I don't have a lot of experience with Huntington's- but I do have a suggestion as far as the checking account. Get one where your husband has access to online banking... you can easily track purchases, make transfers, etc without him having to "give up" the checkbook.


Specializes in psych. rehab nursing, float pool. Has 30 years experience.

I have had several families members on my fathers side who suscumbed to Huntingtons. It is a devestating disease. I suggest someone having power of attorney and medical guardianship in place on your father in law. Realize in time, you will need to look for placement for him as he will only continue to decline. One of my relatives went to a unit in the Twin Cities area which specialized in Huntingtons. This was helpful for not only him but other family members.

txredheadnurse, BSN, RN

Specializes in Correctional, QA, Geriatrics. Has 39 years experience.
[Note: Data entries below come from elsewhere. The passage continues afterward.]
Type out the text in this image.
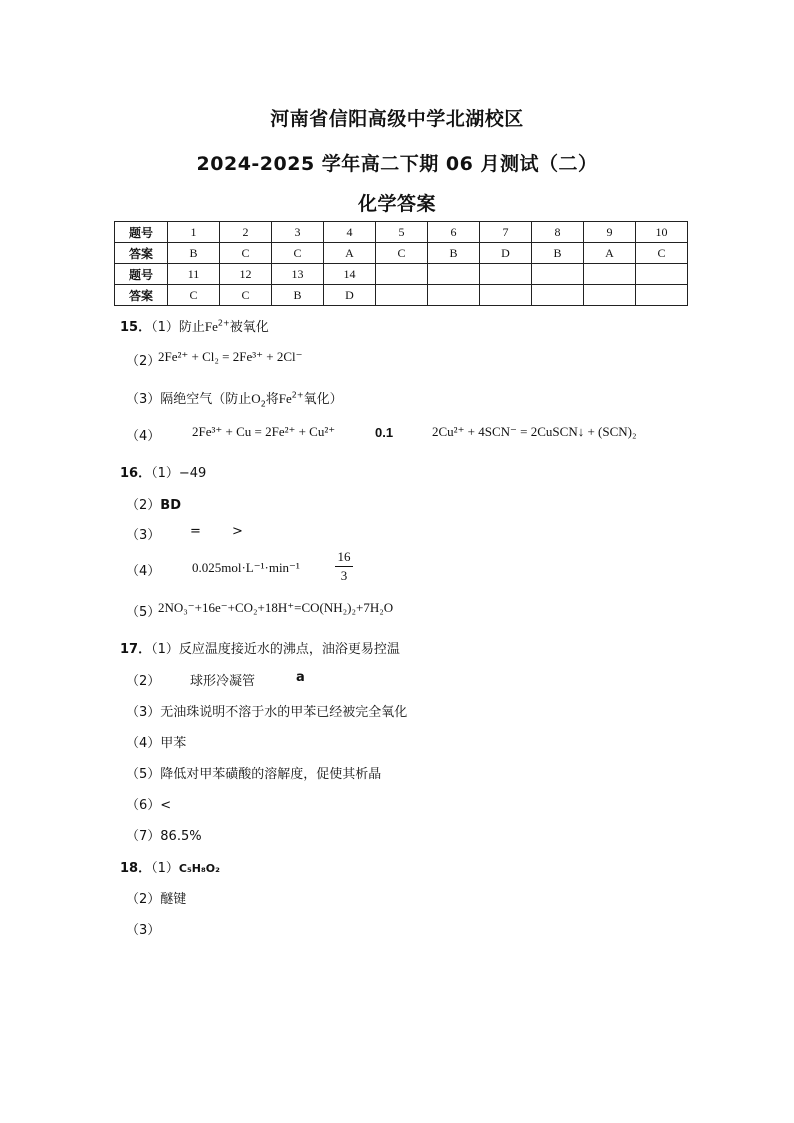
河南省信阳高级中学北湖校区
2024-2025 学年高二下期 06 月测试（二）
化学答案
题号	1	2	3	4	5	6	7	8	9	10
答案	B	C	C	A	C	B	D	B	A	C
题号	11	12	13	14						
答案	C	C	B	D						
15．（1）防止$Fe^{2+}$被氧化
（2）
2Fe²⁺ + Cl₂ = 2Fe³⁺ + 2Cl⁻
（3）隔绝空气（防止$O_2$将$Fe^{2+}$氧化）
（4） 2Fe³⁺ + Cu = 2Fe²⁺ + Cu²⁺	0.1	2Cu²⁺ + 4SCN⁻ = 2CuSCN↓ + (SCN)₂
16．（1）−49
（2）BD
（3） = >
（4） 0.025mol·L⁻¹·min⁻¹
16
3
（5）
2NO₃⁻+16e⁻+CO₂+18H⁺=CO(NH₂)₂+7H₂O
17．（1）反应温度接近水的沸点，油浴更易控温
（2） 球形冷凝管	a
（3）无油珠说明不溶于水的甲苯已经被完全氧化
（4）甲苯
（5）降低对甲苯磺酸的溶解度，促使其析晶
（6）<
（7）86.5%
18．（1）C₅H₈O₂
（2）醚键
（3）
Go online and find your nearest Huntington's support group. You will need to have resource people to go to because this condition has many challenges. As a previous poster noted you need to also get the legal things lined up now because your family member will not be able to make informed choices as the disease progresses and he loses cognitive function. In addition there are an entire array of physical issues and changes associated with this condition.

My heart goes out to you. This is a difficult situation to handle and you will need to be willing to seek and accept help in order to cope with it all for everyones sake.